"Bapak kerja di sini sudah berapa lama?" tanya Grahita kemudian. Grahita tak kenal dengan beberapa orang yang bekerja di rumah eyangnya, termasuk bapak ini.

"Sekitar kurang lebih 10 tahun, Non."

"Panggil saja Grahita, Pak,"

"Jangan, Non 'kan majikan saya."

Grahita menggeleng, "Majikan 'kan nggak harus memanggil Non, Pak."

"Saya panggil Neng saja bagaimana?" tawar bapak itu. Berdebat dengan sang pemilik rumah bukan hal yang bagus baginya.

Grahita yang sedang menyirami bunga mawar mengangguk setuju. Itu lebih baik ketimbang dipanggil Non. Lagipula ia bukan majikan di sana. Ia hanya tinggal sementara. Setelah itu, ia akan kembali lagi ke rumah lamanya, mungkin.

"Siap Neng,"

"Bapak namanya siapa?"

"Nama bapak Wahyu, Neng."

Kembali Grahita mengangguk. Grahita sudah lama melihat Pak Wahyu ini bekerja namun ia tak tahu namanya. Setiap Grahita melihat pak Wahyu bekerja di rumah ini, ia melihat hanya ada keikhlasan di sana. Dia bukan peramal memang, namun setiap pagi Grahita melihat pak Wahyu bekerja, ada rasa ikhlas dan tenang di sana. Bahkan laki-laki setengah baya itu rajin dan cekatan ketika dimintai tolong.
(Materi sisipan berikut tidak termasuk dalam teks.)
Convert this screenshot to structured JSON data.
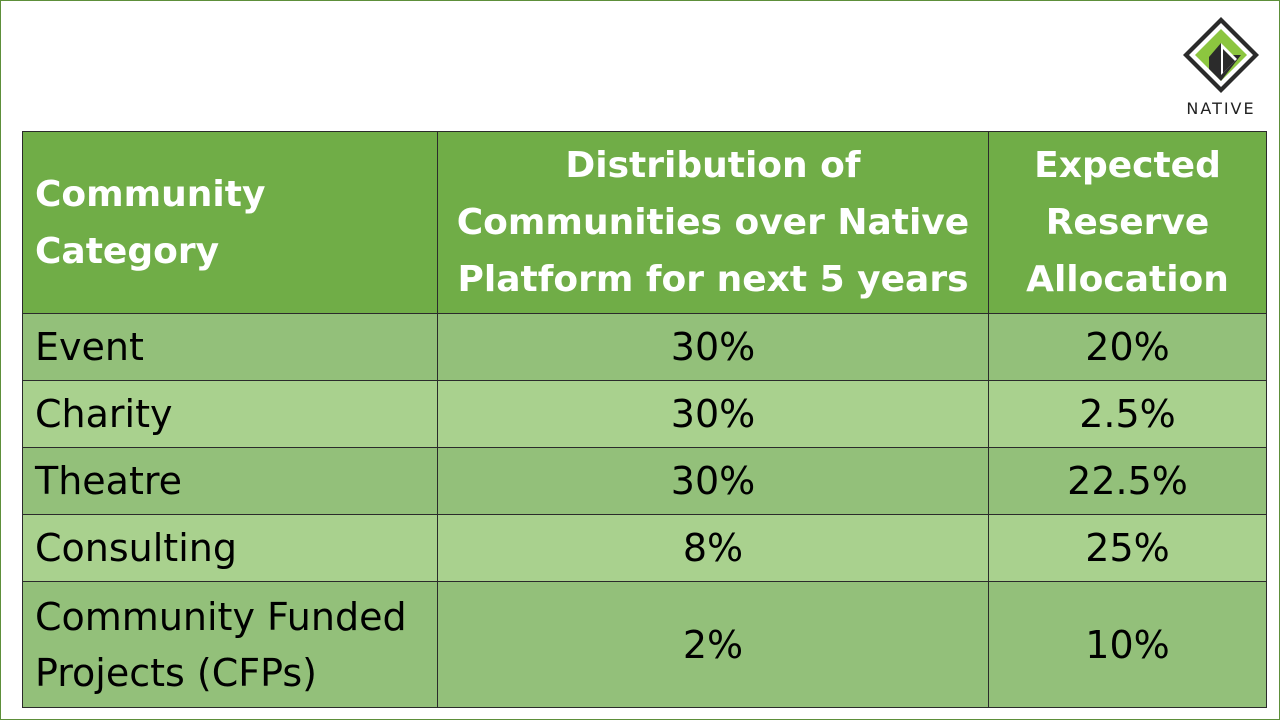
{
  "logo": {
    "text": "NATIVE"
  },
  "colors": {
    "header_bg": "#70ad47",
    "row_dark": "#93c07a",
    "row_light": "#a9d18e",
    "logo_green": "#8cc63f"
  },
  "table": {
    "headers": [
      "Community Category",
      "Distribution of Communities over Native Platform for next 5 years",
      "Expected Reserve Allocation"
    ],
    "rows": [
      {
        "category": "Event",
        "distribution": "30%",
        "allocation": "20%"
      },
      {
        "category": "Charity",
        "distribution": "30%",
        "allocation": "2.5%"
      },
      {
        "category": "Theatre",
        "distribution": "30%",
        "allocation": "22.5%"
      },
      {
        "category": "Consulting",
        "distribution": "8%",
        "allocation": "25%"
      },
      {
        "category": "Community Funded Projects (CFPs)",
        "distribution": "2%",
        "allocation": "10%"
      }
    ]
  }
}
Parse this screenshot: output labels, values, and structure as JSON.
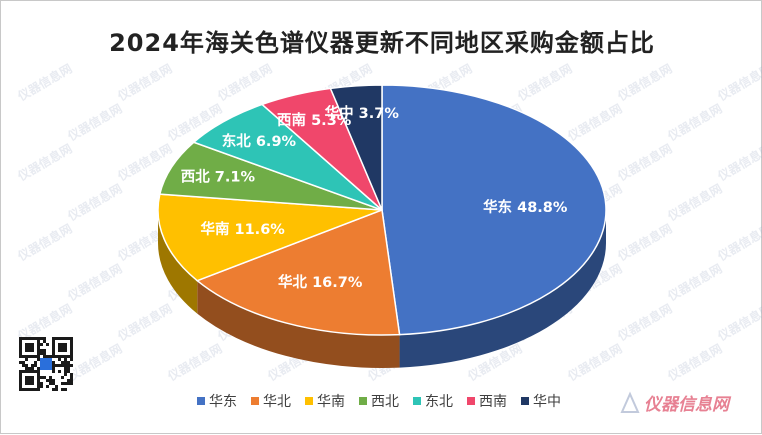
{
  "chart_data": {
    "type": "pie",
    "title": "2024年海关色谱仪器更新不同地区采购金额占比",
    "categories": [
      "华东",
      "华北",
      "华南",
      "西北",
      "东北",
      "西南",
      "华中"
    ],
    "values": [
      48.8,
      16.7,
      11.6,
      7.1,
      6.9,
      5.3,
      3.7
    ],
    "labels": [
      "华东 48.8%",
      "华北 16.7%",
      "华南 11.6%",
      "西北 7.1%",
      "东北 6.9%",
      "西南 5.3%",
      "华中 3.7%"
    ],
    "colors": [
      "#4472c4",
      "#ed7d31",
      "#ffc000",
      "#70ad47",
      "#2ec4b6",
      "#f0476b",
      "#203864"
    ],
    "legend_position": "bottom",
    "style": "3d"
  },
  "watermark": {
    "text": "仪器信息网",
    "corner_logo": "仪器信息网"
  }
}
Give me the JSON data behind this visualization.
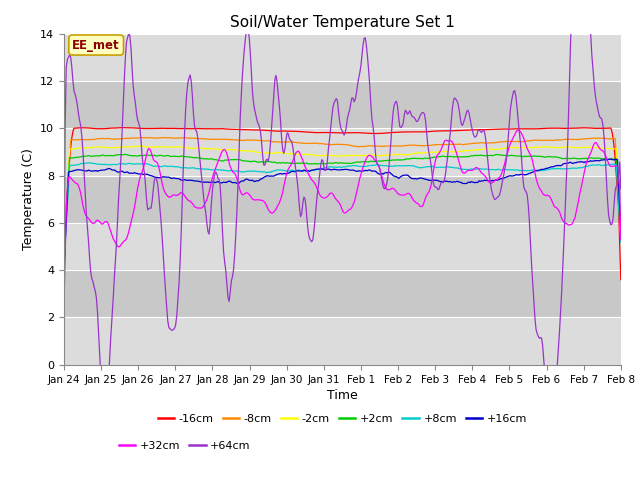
{
  "title": "Soil/Water Temperature Set 1",
  "xlabel": "Time",
  "ylabel": "Temperature (C)",
  "ylim": [
    0,
    14
  ],
  "annotation": "EE_met",
  "annotation_color": "#8B0000",
  "annotation_bg": "#FFFFC0",
  "annotation_edge": "#C8A000",
  "series_colors": {
    "-16cm": "#FF0000",
    "-8cm": "#FF8800",
    "-2cm": "#FFFF00",
    "+2cm": "#00CC00",
    "+8cm": "#00CCCC",
    "+16cm": "#0000CC",
    "+32cm": "#FF00FF",
    "+64cm": "#9933CC"
  },
  "tick_labels": [
    "Jan 24",
    "Jan 25",
    "Jan 26",
    "Jan 27",
    "Jan 28",
    "Jan 29",
    "Jan 30",
    "Jan 31",
    "Feb 1",
    "Feb 2",
    "Feb 3",
    "Feb 4",
    "Feb 5",
    "Feb 6",
    "Feb 7",
    "Feb 8"
  ],
  "yticks": [
    0,
    2,
    4,
    6,
    8,
    10,
    12,
    14
  ],
  "bg_light": "#DCDCDC",
  "bg_dark": "#C8C8C8",
  "n_points": 500,
  "figsize": [
    6.4,
    4.8
  ],
  "dpi": 100
}
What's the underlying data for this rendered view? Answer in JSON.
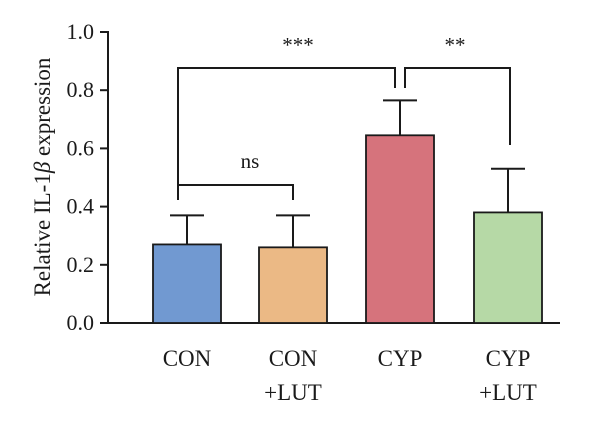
{
  "chart_data": {
    "type": "bar",
    "ylabel_parts": {
      "prefix": "Relative IL-1",
      "symbol": "β",
      "suffix": " expression"
    },
    "ylim": [
      0,
      1.0
    ],
    "yticks": [
      "0.0",
      "0.2",
      "0.4",
      "0.6",
      "0.8",
      "1.0"
    ],
    "yticks_values": [
      0,
      0.2,
      0.4,
      0.6,
      0.8,
      1.0
    ],
    "grid": false,
    "legend": "none",
    "categories": [
      {
        "line1": "CON",
        "line2": ""
      },
      {
        "line1": "CON",
        "line2": "+LUT"
      },
      {
        "line1": "CYP",
        "line2": ""
      },
      {
        "line1": "CYP",
        "line2": "+LUT"
      }
    ],
    "values": [
      0.27,
      0.26,
      0.645,
      0.38
    ],
    "errors": [
      0.1,
      0.11,
      0.12,
      0.15
    ],
    "colors": [
      "#7199d1",
      "#ebb985",
      "#d6737c",
      "#b6d9a6"
    ],
    "significance": [
      {
        "label": "ns",
        "from": 0,
        "to": 1
      },
      {
        "label": "***",
        "from": 0,
        "to": 2
      },
      {
        "label": "**",
        "from": 2,
        "to": 3
      }
    ]
  }
}
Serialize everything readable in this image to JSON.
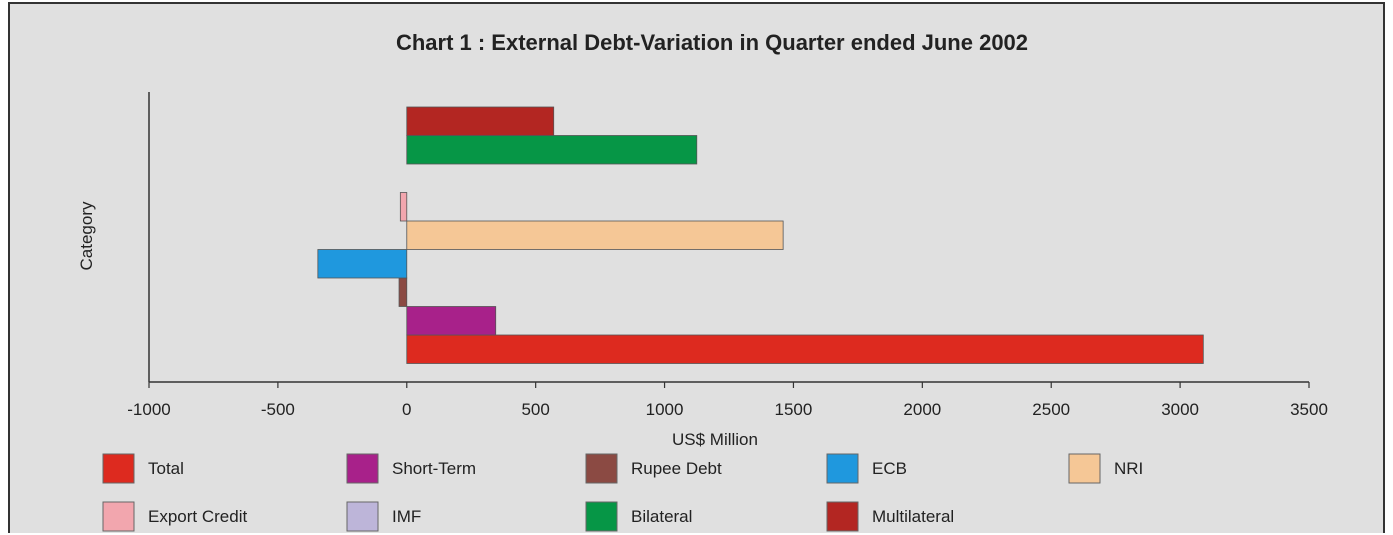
{
  "chart_data": {
    "type": "bar",
    "orientation": "horizontal",
    "title": "Chart 1 : External Debt-Variation in Quarter ended June 2002",
    "xlabel": "US$ Million",
    "ylabel": "Category",
    "xlim": [
      -1000,
      3500
    ],
    "xticks": [
      "-1000",
      "-500",
      "0",
      "500",
      "1000",
      "1500",
      "2000",
      "2500",
      "3000",
      "3500"
    ],
    "grid": false,
    "legend_position": "bottom",
    "series": [
      {
        "name": "Total",
        "value": 3090,
        "color": "#dd2a1f"
      },
      {
        "name": "Short-Term",
        "value": 345,
        "color": "#a8218a"
      },
      {
        "name": "Rupee Debt",
        "value": -30,
        "color": "#8b4a43"
      },
      {
        "name": "ECB",
        "value": -345,
        "color": "#1f98de"
      },
      {
        "name": "NRI",
        "value": 1460,
        "color": "#f5c796"
      },
      {
        "name": "Export Credit",
        "value": -25,
        "color": "#f2a6ae"
      },
      {
        "name": "IMF",
        "value": 0,
        "color": "#bdb5d9"
      },
      {
        "name": "Bilateral",
        "value": 1125,
        "color": "#069646"
      },
      {
        "name": "Multilateral",
        "value": 570,
        "color": "#b32622"
      }
    ]
  }
}
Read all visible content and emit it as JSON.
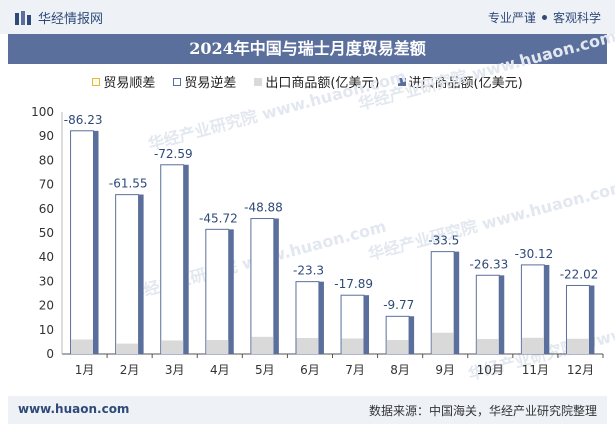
{
  "header": {
    "brand": "华经情报网",
    "slogan_1": "专业严谨",
    "slogan_2": "客观科学"
  },
  "title": "2024年中国与瑞士月度贸易差额",
  "footer": {
    "url": "www.huaon.com",
    "source": "数据来源：中国海关，华经产业研究院整理"
  },
  "watermark": "华经产业研究院 www.huaon.com",
  "colors": {
    "import": "#5a6f9c",
    "export": "#d9d9d9",
    "surplus": "#f5d36b",
    "deficit_border": "#5a6f9c",
    "label": "#2f4a78",
    "header_bg": "#eef2f7"
  },
  "chart_data": {
    "type": "bar",
    "categories": [
      "1月",
      "2月",
      "3月",
      "4月",
      "5月",
      "6月",
      "7月",
      "8月",
      "9月",
      "10月",
      "11月",
      "12月"
    ],
    "series": [
      {
        "name": "贸易顺差",
        "values": [
          0,
          0,
          0,
          0,
          0,
          0,
          0,
          0,
          0,
          0,
          0,
          0
        ]
      },
      {
        "name": "贸易逆差",
        "values": [
          -86.23,
          -61.55,
          -72.59,
          -45.72,
          -48.88,
          -23.3,
          -17.89,
          -9.77,
          -33.5,
          -26.33,
          -30.12,
          -22.02
        ]
      },
      {
        "name": "出口商品额(亿美元)",
        "values": [
          6.0,
          4.3,
          5.6,
          5.8,
          7.1,
          6.6,
          6.4,
          5.8,
          8.8,
          6.2,
          6.7,
          6.3
        ]
      },
      {
        "name": "进口商品额(亿美元)",
        "values": [
          92.2,
          65.9,
          78.2,
          51.5,
          56.0,
          29.9,
          24.3,
          15.6,
          42.3,
          32.5,
          36.8,
          28.3
        ]
      }
    ],
    "ylim": [
      0,
      100
    ],
    "yticks": [
      0,
      10,
      20,
      30,
      40,
      50,
      60,
      70,
      80,
      90,
      100
    ],
    "legend": "top",
    "grid": false
  }
}
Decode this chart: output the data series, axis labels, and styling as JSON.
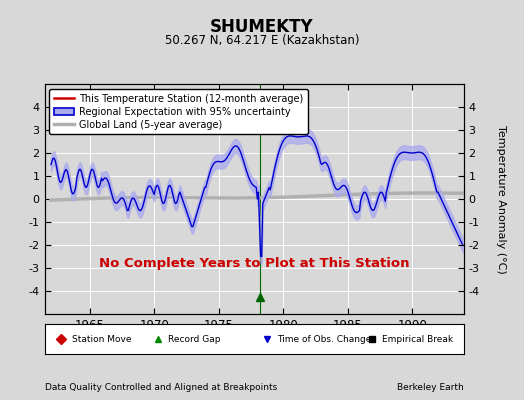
{
  "title": "SHUMEKTY",
  "subtitle": "50.267 N, 64.217 E (Kazakhstan)",
  "ylabel": "Temperature Anomaly (°C)",
  "xlabel_left": "Data Quality Controlled and Aligned at Breakpoints",
  "xlabel_right": "Berkeley Earth",
  "ylim": [
    -5,
    5
  ],
  "xlim": [
    1961.5,
    1994.0
  ],
  "xticks": [
    1965,
    1970,
    1975,
    1980,
    1985,
    1990
  ],
  "yticks": [
    -4,
    -3,
    -2,
    -1,
    0,
    1,
    2,
    3,
    4
  ],
  "bg_color": "#d8d8d8",
  "plot_bg_color": "#d8d8d8",
  "grid_color": "white",
  "regional_line_color": "#0000cc",
  "regional_fill_color": "#aaaaee",
  "global_line_color": "#b0b0b0",
  "station_line_color": "#cc0000",
  "no_data_text": "No Complete Years to Plot at This Station",
  "no_data_color": "#cc0000",
  "record_gap_x": 1978.2,
  "record_gap_y": -4.25,
  "vertical_line_x": 1978.2,
  "legend_items": [
    {
      "label": "This Temperature Station (12-month average)",
      "color": "#cc0000",
      "lw": 1.5
    },
    {
      "label": "Regional Expectation with 95% uncertainty",
      "color": "#0000cc",
      "fill_color": "#aaaaee"
    },
    {
      "label": "Global Land (5-year average)",
      "color": "#b0b0b0",
      "lw": 2.5
    }
  ],
  "bottom_legend": [
    {
      "label": "Station Move",
      "color": "#cc0000",
      "marker": "D"
    },
    {
      "label": "Record Gap",
      "color": "#008800",
      "marker": "^"
    },
    {
      "label": "Time of Obs. Change",
      "color": "#0000cc",
      "marker": "v"
    },
    {
      "label": "Empirical Break",
      "color": "#000000",
      "marker": "s"
    }
  ]
}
"Pak, saya boleh tahu nggak kenapa bapak bisa kerja di sini?" tanya Grahita kembali. Ia mendadak kepo dengan pak Wahyu ini.

Pak Wahyu yang sudah menata tanaman lalu menoleh ke arah Grahita yang tiba-tiba berjongkok dan membenarkan tanah di pot bunga matahari. Pak Wahyu hendak mencegah, namun ia tahu pasti Grahita akan menolaknya.

"Hampir 10 tahun yang lalu bapak di-PHK dari pabrik tempat bapak kerja dulu. Setelah itu, alhamdulillah ada lowongan kerja di sini buat jadi tukang kebun. Saya masukin saja lah daripada nganggur. Alhamdulillah, bapak diterima dan kerja sampai sekarang."

Grahita mengangguk di tempatnya. Gadis itu masih ingin berkebun dengan pak Wahyu.

"Pak, boleh saya bertanya sesuatu?" tanya Grahita tiba-tiba yang sudah menyelesaikan pekerjaannya. Gadis itu kini duduk di atas rumput taman dengan menghadap pak Wahyu yang mengambil daun-daun kering pada tanaman hias

"Boleh sekali, Neng. Neng Grahita mau tanya apa?"

"Definisi bahagia menurut bapak apa?"

Melihat pak Wahyu yang begitu tenang dan ikhlas, membuat Grahita ingin bertanya tentang kebahagiaan. Ini memang di luar kendalinya sejak awal. Setelah berbicara dengan pak Wahyu, tiba-tiba Grahita ingin bertanya tentang hal tersebut.

Pak Wahyu yang handak meletakkan pot tanaman hias itu lantas mengurungkan niatnya. Beliau langsung menatap Grahita yang sepertinya penasaran.

"Bahagia?"

"Hmm apa ya Neng? Yang bapak tahu, ketika bapak melihat istri bapak tersenyum, melihat anak-anak bapak bahagia, disitu bapak ikut seneng. Saya orang kecil, jadinya lebih memilih mensyukuri apa yang diberikan Tuhan pada bapak dan keluarga. Tapi beruntungnya bapak juga bisa ketemu sama Tuan Soeroso yang sangat pengertian. Mungkin kalau dulu bapak nggak kerja di sini, bapak nggak tahu nasib bapak sekarang. Mungkin ini sebuah perantara dan alhamdulillah bapak bisa menyekolahkan anak bapak sampai universitas atau tidak. Bapak dan keluarga bisa hidup sederhana dan cukup sampai sekarang saja, sudah bapak syukuri."

"Apa sih Neng yang bisa diharapkan di kota besar ini? Dapat kerja dan majikan yang sangat baik itu sebuah anugrah besar bagi bapak. Jadinya setiap hari bapak harus bahagia untuk merayakan kenikmatan yang telah Tuhan berikan sampai sekarang ini. Kalau lagi susah, memang waktunya susah, harus sabar, ikhlas, dan hadapi dengan tabah. Pasti ada masanya untuk bisa merasakan sedih dan senang, semuanya imbang."